Prompt engineering is the process in which we refine the prompt, or input query, to optimize the response from the language model. This approach does not modify the language model itself, unlike model fine-tuning. As a result, prompt engineering is often more cost-effective and also more accurate than fine-tuning.
As LLMs are pretrained on a massive dataset, they learn the general structure of languages and how to respond to a wide variety of inputs. However, these models might not always generate the desired output, especially if the input prompt is ambiguous or poorly phrased.
With prompt engineering, the end-user can guide the model towards providing more accurate, useful, and relevant responses. This can include providing context (examples), asking questions in a more explicit manner, or using specific phrasing to encourage desired behavior from the model and avoiding hallucinations.
AI models, such as the ones used by OpenAI’s ChatGPT, generates outputs that can be creative, plausible, but factually incorrect or nonsensical. This is what is usually referred to as hallucinations.
These hallucinations occur when the model relies on patterns it has learned from training data but fails to generate the requested answer from the given context (prompt). To mitigate these hallucinations the user can refine the prompt, usually referred to as prompt engineering, to guide the AI towards more accurate answers.
The number of parameters in an LLM has a direct impact on its capacity to learn and model complex patterns and relationships in data. Models with more parameters can generally capture finer details and nuances in language, leading to improved performance in tasks like text generation, translation, and summarization. However, larger models also require more computational resources for training and inference, and may face challenges like overfitting or increased memory requirements.
OpenAI has chosen not to disclose specific details about the GPT-4 model, including its size and other technical aspects. OpenAI's GPT-3 consists of 175 billion parameters.
The computational resources required for training large-scale AI models, such as OpenAI's GPT models, are immense and can be prohibitively expensive for smaller organizations or research teams.
Sam Altman, the CEO of OpenAI, believes that larger organizations with access to more computational resources will have a significant advantage in developing and training more powerful AI systems.
The future of LLMs is hard to predict, but there are several exciting developments currently underway in the field of LLM research.

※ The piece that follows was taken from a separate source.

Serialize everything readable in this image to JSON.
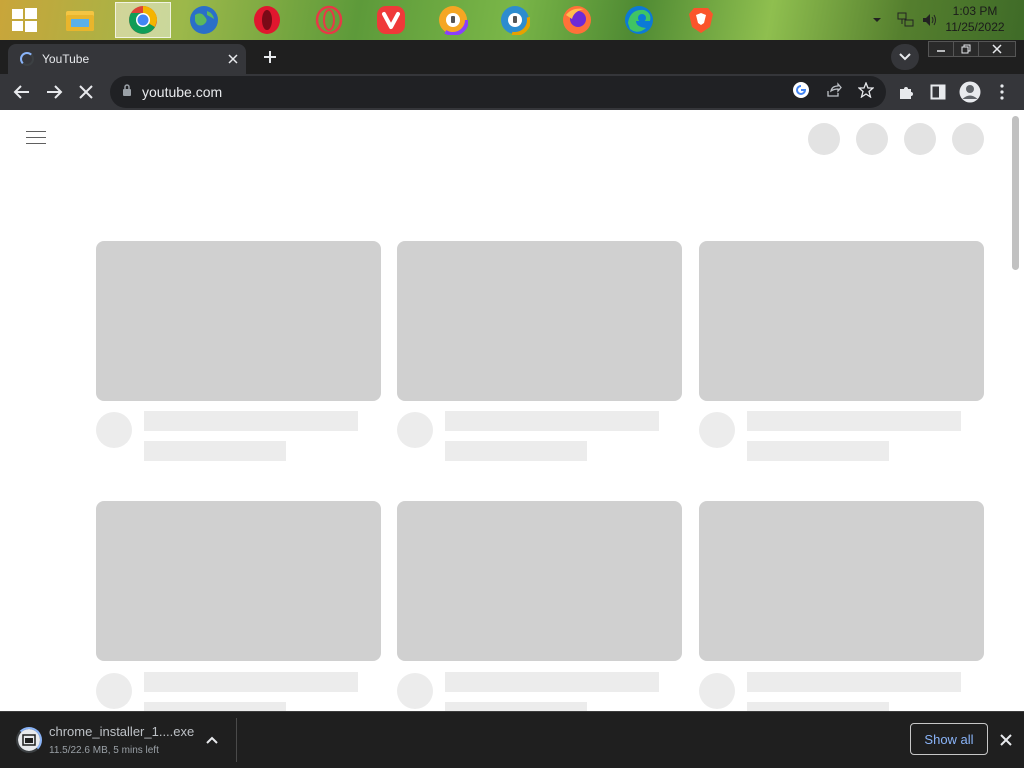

These developments have already brought us:
Large Language Models, though not perfect, can already be employed today to solve real-world challenges that require human-like understanding of languages.
However, due to the inherent stochastic nature and limitations of LLMs, human fact-checking and intervention is still required for verifying the accuracy and validity of the output provided by these models.
Modern LLMs, like the internet in the 1990s, are a breakthrough technology that will increase the productivity and move humans forward into the 2020s and beyond, by increasing the productivity of workers, giving birth to new types of work.